2. Manchester City FC, Kevin De Bruyne 55 mln
(30.08.2015r. z Wolfsburga)
Wielkie pieniądze za piłkarza, który w Bundeslidze wykręcał niesamowite liczby. Belgowi talentu na pewno odmówić nie można, aczkolwiek trzeba mieć na względzie jego pierwszą przygodę z Premier League. Chelsea i praca pod okiem Jose Mourinho to jednak zupełnie inna bajka, wielu zawodników sobie nie poradziło. Najbliższe miesiące zweryfikują, czy City ściągając byłego już piłkarza Wolfsburga zrobiło świetny interes i zapewniło sobie mistrzostwo kraju czy jednak wypowiedzi portugalskiego szkoleniowca o mentalności 24-latka były prawdziwe.

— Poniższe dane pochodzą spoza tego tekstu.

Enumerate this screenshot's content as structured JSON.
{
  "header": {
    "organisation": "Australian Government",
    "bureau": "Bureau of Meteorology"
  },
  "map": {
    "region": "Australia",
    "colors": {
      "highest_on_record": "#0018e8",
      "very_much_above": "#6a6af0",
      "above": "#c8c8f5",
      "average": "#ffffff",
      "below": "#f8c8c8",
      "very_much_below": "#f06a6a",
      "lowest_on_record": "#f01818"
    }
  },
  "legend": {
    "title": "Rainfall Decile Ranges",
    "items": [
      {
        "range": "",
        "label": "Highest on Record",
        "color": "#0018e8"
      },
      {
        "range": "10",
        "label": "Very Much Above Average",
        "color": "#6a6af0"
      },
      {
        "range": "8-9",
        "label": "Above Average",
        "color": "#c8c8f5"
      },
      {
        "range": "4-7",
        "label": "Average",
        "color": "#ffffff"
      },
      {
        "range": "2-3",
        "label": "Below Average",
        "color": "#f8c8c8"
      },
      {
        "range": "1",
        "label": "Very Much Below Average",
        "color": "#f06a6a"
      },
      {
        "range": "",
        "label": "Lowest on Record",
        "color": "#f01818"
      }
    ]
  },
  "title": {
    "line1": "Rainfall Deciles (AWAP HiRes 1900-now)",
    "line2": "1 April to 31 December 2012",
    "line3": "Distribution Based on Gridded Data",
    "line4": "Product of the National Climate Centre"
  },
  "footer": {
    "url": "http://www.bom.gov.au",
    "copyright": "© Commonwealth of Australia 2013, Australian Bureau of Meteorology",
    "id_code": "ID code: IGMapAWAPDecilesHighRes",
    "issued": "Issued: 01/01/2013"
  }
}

Więcej o transferze: TUTAJ

3. Chelsea FC, Fernando Torres, 50 mln
(31.08.2011r. z Liverpoolu)
Hit, czy kit? Takie pytanie z perspektywy czasu mogą zadawać sobie kibice „The Blues”, patrząc przez pryzmat dokonań Hiszpana w klubie ze Stamford Bridge. Nie zmienia to faktu, że transfer Torresa z Liverpoolu do Londynu był w chwili jego zrealizowania ogromną, transferową bombą, którą dziś określana jest mianem niewypału. Mimo niezłej gry, jego statystyki strzeleckie, delikatnie mówiąc, nie były imponujące, a według starego piłkarskiego porzekadła, napastnika rozlicza się ze strzelonych bramek, a te przed transferem do Chelsea zdobywał seriami. 
 
Więcej o transferze: TUTAJ
 
4. Arsenal FC, Mesut Özil, 42,5 mln
(02.09.2013r. z Realu Madryt)
Gdy w mediach pojawiła się wieść łącząca Niemca  z Arsenalem, to chyba nawet najwięksi optymiści nie brali na poważnie publikowanych informacji. Wenger i transfer piłkarza wielkiego formatu? Brzmiało abstrakcyjnie. Francuz zaskoczył jednak tych, którzy łączyli go wyłącznie ze sprowadzaniem nastolatków, ściągając nie tylko jednego z kluczowych piłkarzy Realu Madryt, ale przy okazji finalizując wówczas drugi najdroższy transfer w historii angielskiej piłki, który początkowo można było uznać za strzał w dziesiątkę. Zbyt często jednak łapie kontuzje, przez co nie może ustabilizować formy.
 
Więcej o transferze: TUTAJ

5. Liverpool FC, Christian Benteke, 32,5 mln
(22.07.2015r. z Aston Villi)
Nie obeszło się bez aktywowania klauzuli odejścia, choć wyłożenie takich pieniędzy za napastnika Aston Villi budziło różne opinie. Biorąc jednak pod uwagę dostępność napastników, potrzebujący wzmocnień "The Reds" nie mieli wielkiego wyboru. Belg to piłkarz obyty w Premier League i jeśli ciągnął przeciętniaka z Birmingham, powinien sobie poradzić na Anfield. Na chwilę obecną za jego sukces trzeba uznać wymazanie poprzedniego rekordu, który należał do Andy'ego Carrolla, niezwykle niechlubnego transferu w historii Liverpoolu.
 
Więcej o transferze: TUTAJ
 
6. Tottenham Hotspur, Erik Lamela, 30 mln
(30.08.2013r. z AS Roma)
Jeden z wielu głośnych transferów Tottenhamu, który szalał w letnim oknie transferowym, mając w perspektywie pieniądze, jakie przyszło mu uzyskać ze sprzedaży Bale'a. Młody Argentyńczyk nie potrafi się jednak odnaleźć w nowej lidze, przez co ciężko zgodzić się z opiniami, które pojawiały się, gdy opuszczał Romę. Wówczas zapowiadano, że podoła wyzwaniu, jakim jest zastąpienie wspomnianego wyżej Walijczyka. Tego lata był bliski opuszczenia White Hart Lane, ale transfer do Olympique Marsylia w ostatnich godzinach okna ostatecznie nie wypalił.
 
Więcej o transferze: TUTAJ
 
7. Everton FC, Romelu Lukaku, 28 mln
(30.07.2014r. z Chelsea FC)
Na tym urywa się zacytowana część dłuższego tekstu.